By Order of the Board Chen Xiao Ying Executive Vice-Chairman
Hong Kong, 21 March 2014
Registered office:
Canon’s Court 22 Victoria Street Hamilton HM 12
Bermuda
Notes:
-
(1) Any member entitled to attend and vote at the SGM is entitled to appoint one or more proxies to attend and on a poll vote on his behalf. A member who is the holder of two or more Shares may appoint more than one proxy to represent him and vote on his behalf at the SGM. A proxy need not be a member. A proxy or proxies representing either a member who is an individual or a member which is a corporation shall be entitled to exercise the same powers on behalf of the member which he or they represent as such member could exercise.
-
(2) Where there are joint holders of any Share any one of such joint holders may vote, either in person or by proxy, in respect of such Share as if he was solely entitled thereto, but if more than one of such joint holders be present at any meeting the vote of the senior who tenders a vote, whether in person or by proxy, shall be accepted to the exclusion of the votes of the other joint holders, and for this purpose seniority shall be determined by the order in which the names stand in the register of members in respect of the joint holding. Several executors or administrators of a deceased member in whose name any Share stands shall be deemed joint holders thereof.
– 2 –
-
(3) A form of proxy for use at the SGM is enclosed herewith.
-
(4) To be effective, the form of a proxy together with the power of attorney or other authority, if any, under which it is signed or a notarially certified copy of that power or authority, must be deposited with the Company’s share registrar in Hong Kong, Tricor Secretaries Limited at Level 22, Hopewell Centre, 183 Queen’s Road East, Hong Kong not later than 48 hours before the time appointed for the holding of the SGM or adjournment thereof. Completion and return of the proxy form will not prevent members from attending and voting at the SGM if they so wish.

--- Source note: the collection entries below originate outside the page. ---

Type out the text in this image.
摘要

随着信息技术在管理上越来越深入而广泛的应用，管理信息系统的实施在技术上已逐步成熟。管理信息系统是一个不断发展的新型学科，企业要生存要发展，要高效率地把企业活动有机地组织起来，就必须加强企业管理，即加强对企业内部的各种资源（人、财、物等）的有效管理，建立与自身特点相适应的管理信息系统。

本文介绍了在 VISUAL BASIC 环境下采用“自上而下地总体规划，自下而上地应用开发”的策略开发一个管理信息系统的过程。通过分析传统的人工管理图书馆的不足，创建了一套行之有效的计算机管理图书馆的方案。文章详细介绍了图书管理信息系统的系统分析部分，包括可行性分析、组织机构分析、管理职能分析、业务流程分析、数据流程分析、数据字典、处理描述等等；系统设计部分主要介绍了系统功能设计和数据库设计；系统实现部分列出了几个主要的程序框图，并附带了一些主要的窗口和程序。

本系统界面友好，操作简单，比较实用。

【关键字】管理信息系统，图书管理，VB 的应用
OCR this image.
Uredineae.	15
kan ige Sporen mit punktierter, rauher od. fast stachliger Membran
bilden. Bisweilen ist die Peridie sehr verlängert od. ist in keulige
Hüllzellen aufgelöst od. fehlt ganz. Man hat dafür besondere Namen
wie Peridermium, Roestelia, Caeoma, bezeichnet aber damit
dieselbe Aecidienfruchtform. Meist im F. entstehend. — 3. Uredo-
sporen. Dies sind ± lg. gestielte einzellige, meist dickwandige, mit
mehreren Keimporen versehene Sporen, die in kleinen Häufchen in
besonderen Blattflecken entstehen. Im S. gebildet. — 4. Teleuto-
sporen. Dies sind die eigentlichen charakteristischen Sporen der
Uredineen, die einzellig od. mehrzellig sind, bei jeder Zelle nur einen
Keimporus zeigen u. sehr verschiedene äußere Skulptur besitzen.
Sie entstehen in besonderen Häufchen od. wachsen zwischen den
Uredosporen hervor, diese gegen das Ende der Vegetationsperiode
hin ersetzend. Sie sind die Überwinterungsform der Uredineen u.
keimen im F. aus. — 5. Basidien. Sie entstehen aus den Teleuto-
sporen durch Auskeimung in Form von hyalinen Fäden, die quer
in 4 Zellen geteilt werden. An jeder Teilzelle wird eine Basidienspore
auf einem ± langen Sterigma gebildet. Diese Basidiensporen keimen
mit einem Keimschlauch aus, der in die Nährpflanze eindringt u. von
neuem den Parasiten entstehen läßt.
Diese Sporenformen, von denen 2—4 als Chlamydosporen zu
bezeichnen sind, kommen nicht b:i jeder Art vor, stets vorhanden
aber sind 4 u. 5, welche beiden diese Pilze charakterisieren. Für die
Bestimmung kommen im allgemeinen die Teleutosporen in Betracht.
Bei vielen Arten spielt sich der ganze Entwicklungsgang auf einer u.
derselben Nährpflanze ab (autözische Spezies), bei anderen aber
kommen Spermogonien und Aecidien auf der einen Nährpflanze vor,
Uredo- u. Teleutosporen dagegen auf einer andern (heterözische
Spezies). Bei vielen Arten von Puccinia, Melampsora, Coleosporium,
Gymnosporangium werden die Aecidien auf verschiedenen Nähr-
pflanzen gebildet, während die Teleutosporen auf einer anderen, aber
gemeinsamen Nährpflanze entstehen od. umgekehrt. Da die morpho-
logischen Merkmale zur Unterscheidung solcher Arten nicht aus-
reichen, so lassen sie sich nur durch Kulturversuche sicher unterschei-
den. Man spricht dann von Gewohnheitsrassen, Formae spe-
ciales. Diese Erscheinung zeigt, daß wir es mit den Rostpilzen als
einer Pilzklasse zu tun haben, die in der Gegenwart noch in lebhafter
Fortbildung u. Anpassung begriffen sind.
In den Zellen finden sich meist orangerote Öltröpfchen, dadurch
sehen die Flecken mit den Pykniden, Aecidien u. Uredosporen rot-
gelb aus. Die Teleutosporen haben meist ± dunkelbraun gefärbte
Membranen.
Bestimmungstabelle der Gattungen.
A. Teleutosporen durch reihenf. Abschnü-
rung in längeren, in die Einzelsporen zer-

As at the date of this announcement, the Board comprises nine directors, of which (i) six are executive directors, namely Mr. Wang Jun, Ms. Chen Xiao Ying, Mr. Luo Ning, Mr. Sun Yalei, Mr. Zhang Lianyang and Ms. Xia Guilan; and (ii) three are independent non-executive directors, namely Dr. Hui Ho Ming, Herbert, JP, Mr. Zhang Jianming and Dr. Long Junsheng.
The Directors jointly and severally accept full responsibility for the accuracy of the information contained in this announcement and confirm having made all reasonable enquiries, that to the best of their knowledge, opinions expressed in this announcement have been arrived at after due and careful consideration and there are no other facts not contained in this announcement the omission of which would make any statement in this announcement misleading.